You learn – We seize.
You inspect – We choose.
You eat – We swallow.
You bargain – We buy.
You glow – We catch fire.
You assume – We know.
You ask – We take.
You search – We find.
You love – We languish.
You languish – We die.
You sow – We reap.
You work – We rest.
You grow thin – We grow fat.
You ring – We sing.
You sing – We dance.
You blossom – We bear fruit.
You taste – We savour.
She shreds the book-bound, intellectual male. That vast knowledge and power of reasoning reduced to ashes. (Original in French ca 1300. City Library of Bern, CH).
Beguines were celibate women living together as a sisterhood (without vows and free to leave) in towns, who wanted to be free of the obligation of marriage and free of possessions (numbers could be 10 or 20 in smaller towns but went up to 200, 500 or 1000 in Ghent, Liège or Cologne).
They worked and what they earned was their contribution to their Beguinage. A few were rich but the most operated at breadline, always stretching their resources. They were the only ones who went out and tended leper colonies (lepers were below sheep), they were visiting nurses, they ran their own nursing wards in the larger Beguinages, they were teachers (this region of northern France, Belgium, southern Holland and the western edge of Germany was unique with some 25%-30% literacy, including women [so some current, local surveys stated], against the general European level of possibly 2-3%). They worked in the wool industry, the silk industry (often some cooperation with the guilds was needed) and they ran their own businesses.
This wonderful work meant the town councillors protected them, exempting them from taxes, and assisted them wherever they could. While many clergymen appreciated and took strength from the Beguines, the higher up you went in the church heirarchy, the stronger the hate and there was an organised campaign with false accusations of heresy (Papal banning in 1312. Rescinded in 1323). They could not be controlled, some of them were charismatic preachers (the church forbade women to preach) and, the deepest sore, they received significant amounts of deserved alms which could have gone to the church’s usually corrupt institutions.

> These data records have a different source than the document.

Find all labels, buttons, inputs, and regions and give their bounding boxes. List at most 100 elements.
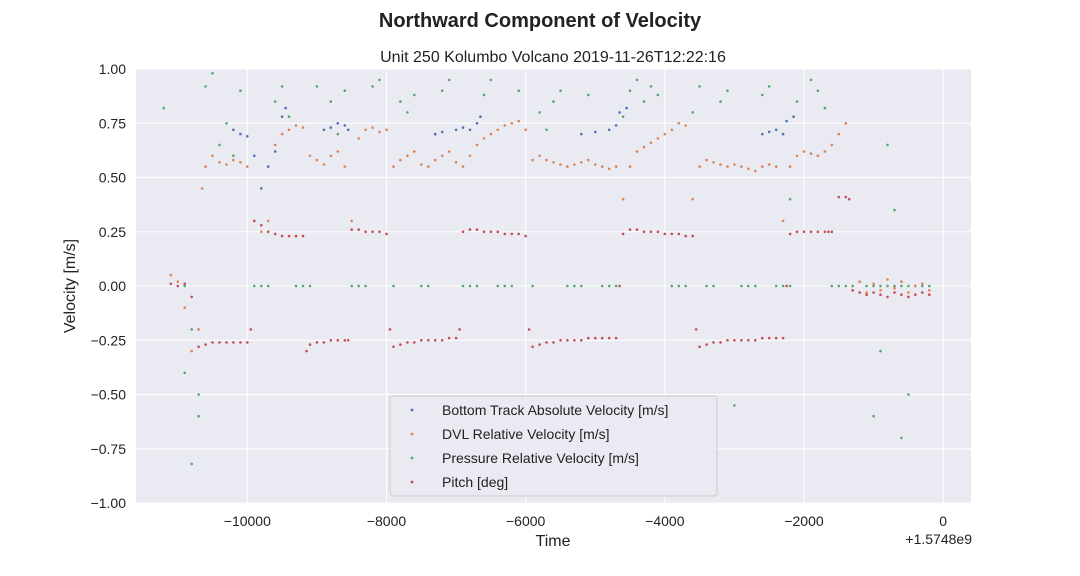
data-point: [406, 154, 409, 158]
x-tick-label: −10000: [224, 513, 271, 529]
legend-marker-pressure: [410, 456, 414, 460]
y-tick-label: 0.25: [99, 224, 126, 240]
data-point: [754, 169, 757, 173]
data-point: [573, 339, 576, 342]
data-point: [858, 291, 861, 294]
data-point: [357, 228, 361, 231]
data-point: [559, 163, 562, 166]
data-point: [294, 234, 298, 238]
data-point: [886, 284, 889, 288]
data-point: [475, 228, 479, 231]
data-point: [517, 119, 520, 123]
data-point: [211, 72, 214, 75]
data-point: [552, 100, 555, 103]
data-point: [628, 228, 632, 231]
data-point: [747, 339, 750, 342]
data-point: [211, 341, 214, 344]
data-point: [600, 336, 604, 340]
data-point: [788, 197, 792, 201]
data-point: [809, 78, 813, 82]
data-point: [378, 78, 381, 82]
data-point: [656, 137, 660, 140]
data-point: [531, 345, 534, 349]
data-point: [767, 163, 771, 166]
data-point: [482, 230, 486, 234]
data-point: [767, 85, 771, 88]
data-point: [580, 339, 583, 342]
data-point: [322, 163, 326, 166]
chart-subtitle: Unit 250 Kolumbo Volcano 2019-11-26T12:2…: [380, 49, 726, 66]
data-point: [266, 284, 270, 288]
data-point: [761, 93, 764, 97]
data-point: [249, 328, 253, 331]
data-point: [357, 284, 361, 288]
data-point: [872, 291, 875, 294]
data-point: [900, 293, 903, 297]
data-point: [440, 89, 444, 92]
data-point: [315, 85, 319, 88]
data-point: [388, 328, 392, 331]
data-point: [517, 232, 520, 236]
data-point: [733, 163, 736, 166]
data-point: [420, 339, 423, 342]
data-point: [503, 232, 507, 236]
data-point: [712, 284, 715, 288]
data-point: [684, 234, 687, 238]
data-point: [642, 145, 646, 149]
data-point: [510, 284, 514, 288]
data-point: [204, 85, 207, 88]
data-point: [907, 295, 910, 299]
data-point: [788, 165, 792, 168]
data-point: [830, 284, 834, 288]
data-point: [802, 230, 806, 234]
data-point: [183, 371, 186, 375]
data-point: [726, 339, 729, 342]
data-point: [761, 165, 764, 168]
data-point: [378, 230, 381, 234]
data-point: [315, 158, 319, 162]
data-point: [294, 284, 298, 288]
data-point: [246, 341, 249, 344]
data-point: [440, 154, 444, 158]
data-point: [204, 165, 207, 168]
data-point: [378, 130, 381, 134]
data-point: [809, 230, 813, 234]
data-point: [447, 336, 451, 340]
data-point: [461, 230, 465, 234]
y-tick-label: 0.75: [99, 115, 126, 131]
x-tick-label: −4000: [645, 513, 685, 529]
data-point: [851, 284, 854, 288]
legend-item: Pitch [deg]: [410, 474, 508, 490]
data-point: [767, 130, 771, 134]
data-point: [232, 154, 235, 158]
data-point: [726, 89, 729, 92]
data-point: [781, 132, 785, 136]
data-point: [329, 100, 333, 103]
data-point: [162, 106, 166, 110]
data-point: [844, 122, 848, 125]
data-point: [837, 195, 841, 199]
data-point: [433, 158, 437, 162]
data-point: [907, 284, 910, 288]
data-point: [614, 336, 618, 340]
legend-marker-pitch: [410, 480, 414, 484]
data-point: [531, 158, 534, 162]
data-point: [280, 85, 284, 88]
data-point: [176, 280, 180, 284]
data-point: [879, 284, 882, 288]
data-point: [691, 197, 694, 201]
data-point: [879, 289, 882, 292]
data-point: [726, 165, 729, 168]
data-point: [503, 284, 507, 288]
data-point: [844, 195, 848, 199]
data-point: [914, 293, 917, 297]
data-point: [694, 328, 698, 331]
data-point: [468, 284, 472, 288]
data-point: [200, 187, 204, 190]
data-point: [343, 89, 347, 92]
data-point: [781, 336, 785, 340]
data-point: [785, 119, 788, 123]
legend-item: Pressure Relative Velocity [m/s]: [410, 450, 639, 466]
data-point: [475, 122, 479, 125]
data-point: [260, 284, 263, 288]
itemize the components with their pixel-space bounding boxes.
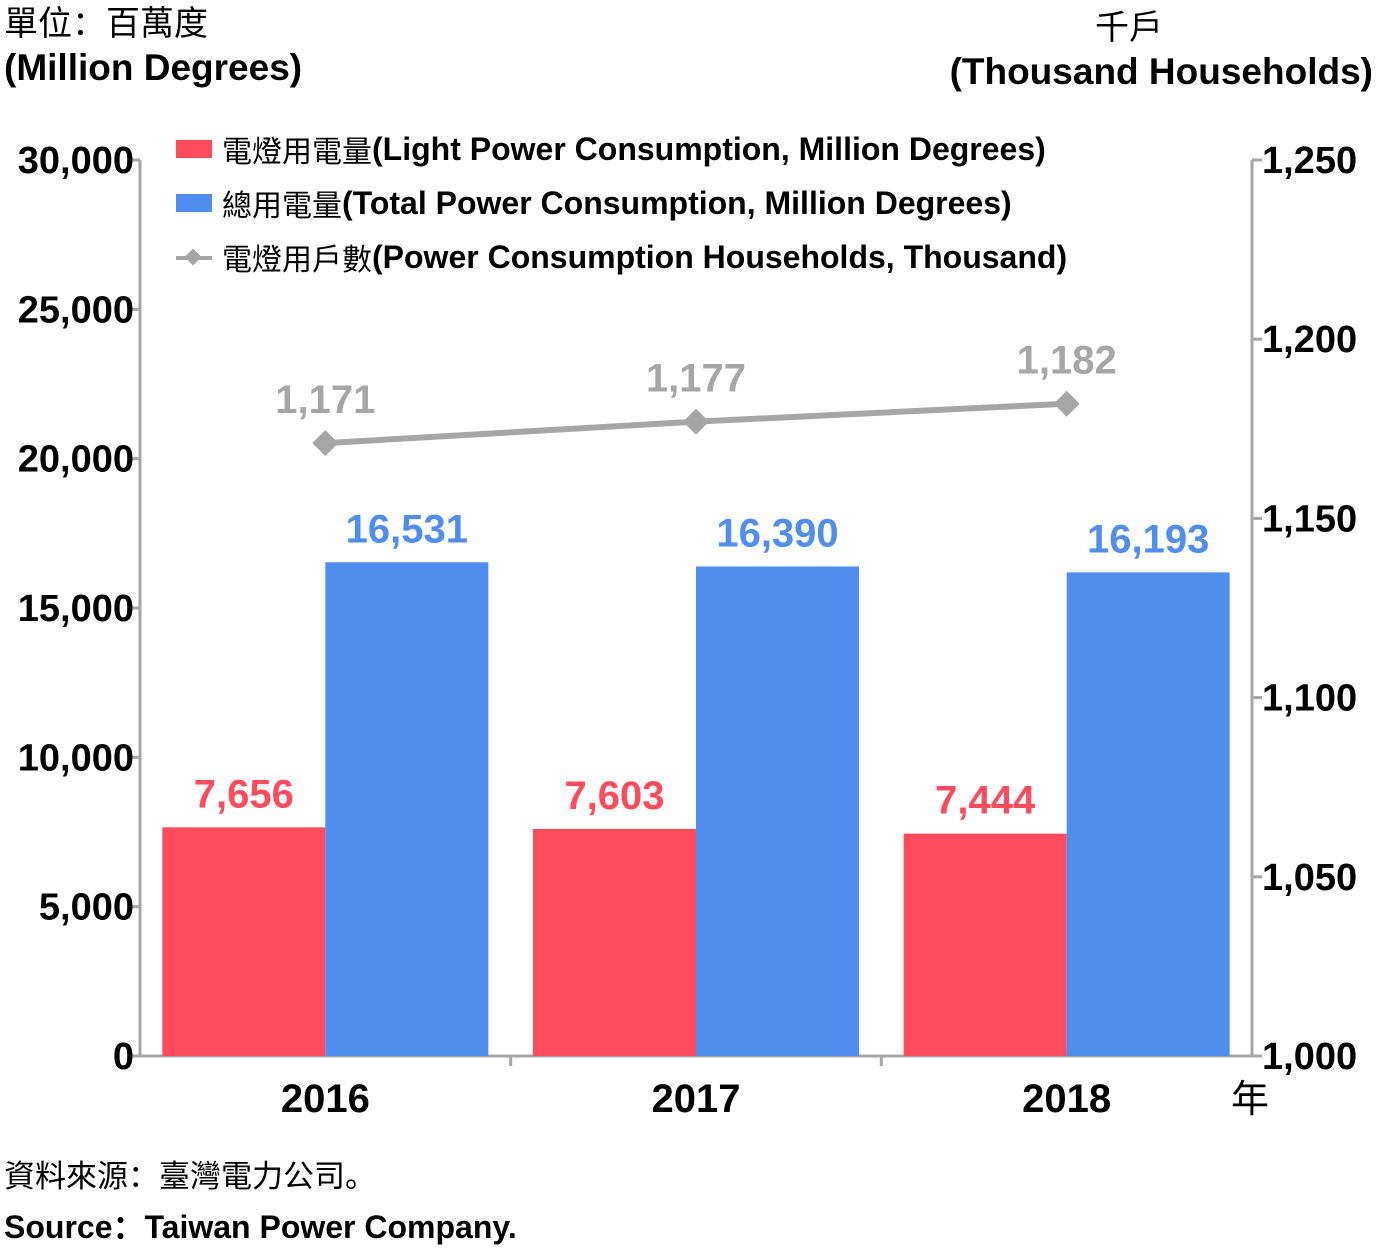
right-tick-label: 1,200 (1262, 319, 1357, 361)
legend-swatch-light (176, 140, 212, 158)
left-tick-label: 30,000 (18, 140, 134, 182)
bar-light (533, 828, 696, 1056)
source-note: 資料來源：臺灣電力公司。 Source：Taiwan Power Company… (4, 1152, 517, 1252)
bar-total (1066, 572, 1230, 1056)
legend-label-light-en: (Light Power Consumption, Million Degree… (372, 130, 1046, 167)
right-tick-label: 1,100 (1262, 678, 1357, 720)
legend-label-households-zh: 電燈用戶數 (222, 243, 372, 278)
right-axis-unit: 千戶 (Thousand Households) (950, 6, 1373, 94)
right-tick-label: 1,050 (1262, 857, 1357, 899)
x-axis-label: 年 (1231, 1077, 1269, 1121)
marker-households (683, 408, 709, 435)
left-axis-unit-en: (Million Degrees) (4, 47, 303, 88)
data-label-households: 1,182 (1017, 339, 1117, 383)
bar-total (325, 562, 489, 1056)
data-label-total: 16,193 (1087, 517, 1209, 561)
legend-swatch-households (176, 248, 212, 266)
bar-light (903, 833, 1067, 1056)
legend-item-total: 總用電量 (Total Power Consumption, Million D… (176, 176, 1067, 230)
left-tick-label: 15,000 (18, 588, 134, 630)
legend-item-households: 電燈用戶數 (Power Consumption Households, Tho… (176, 230, 1067, 284)
right-tick-label: 1,250 (1262, 140, 1357, 182)
legend-label-light-zh: 電燈用電量 (222, 135, 372, 170)
data-label-households: 1,177 (646, 357, 746, 401)
source-zh: 資料來源：臺灣電力公司。 (4, 1159, 376, 1195)
x-tick-label: 2017 (652, 1077, 741, 1121)
data-label-households: 1,171 (275, 378, 375, 422)
legend-label-total-en: (Total Power Consumption, Million Degree… (342, 184, 1012, 221)
left-tick-label: 0 (113, 1036, 134, 1078)
marker-households (312, 430, 339, 457)
data-label-light: 7,656 (194, 772, 294, 816)
legend: 電燈用電量 (Light Power Consumption, Million … (176, 122, 1067, 284)
right-tick-label: 1,000 (1262, 1036, 1357, 1078)
source-en: Source：Taiwan Power Company. (4, 1209, 517, 1245)
legend-item-light: 電燈用電量 (Light Power Consumption, Million … (176, 122, 1067, 176)
data-label-light: 7,603 (564, 774, 664, 818)
left-axis-unit-zh: 單位：百萬度 (4, 4, 208, 44)
x-tick-label: 2016 (281, 1077, 370, 1121)
data-label-total: 16,531 (346, 507, 468, 551)
legend-label-total-zh: 總用電量 (222, 189, 342, 224)
left-tick-label: 25,000 (18, 289, 134, 331)
right-axis-unit-zh: 千戶 (1095, 8, 1163, 48)
marker-households (1053, 390, 1080, 417)
x-tick-label: 2018 (1022, 1077, 1111, 1121)
data-label-light: 7,444 (935, 779, 1036, 823)
right-axis-unit-en: (Thousand Households) (949, 51, 1373, 92)
left-tick-label: 20,000 (18, 439, 134, 481)
bar-total (696, 566, 859, 1056)
left-tick-label: 5,000 (39, 887, 134, 929)
left-axis-unit: 單位：百萬度 (Million Degrees) (4, 2, 302, 90)
bar-light (162, 827, 326, 1056)
left-tick-label: 10,000 (18, 737, 134, 779)
legend-label-households-en: (Power Consumption Households, Thousand) (372, 238, 1068, 275)
legend-swatch-total (176, 194, 212, 212)
right-tick-label: 1,150 (1262, 498, 1357, 540)
data-label-total: 16,390 (716, 511, 838, 555)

Beguines were free of male dominance, which they expressed often.
In his book, Simons says, from 13th to 18th C, ‘… clergymen, troubled by the Church’s frailty, repeatedly sought the company of devout Beguines to bolster their own confidence. In these relationships, their own deficiencies could be offset by the women’s special holiness’. Simons then quotes John Coakley (‘Friars as Confidants of Holy Women in Medieval Times’. Cornell University Press, 1991), roughly – ‘Such clergymen admired in these Beguines what they were lacking: true poverty, integrity, sponteneity, charisma, the clear presence of the Divine.’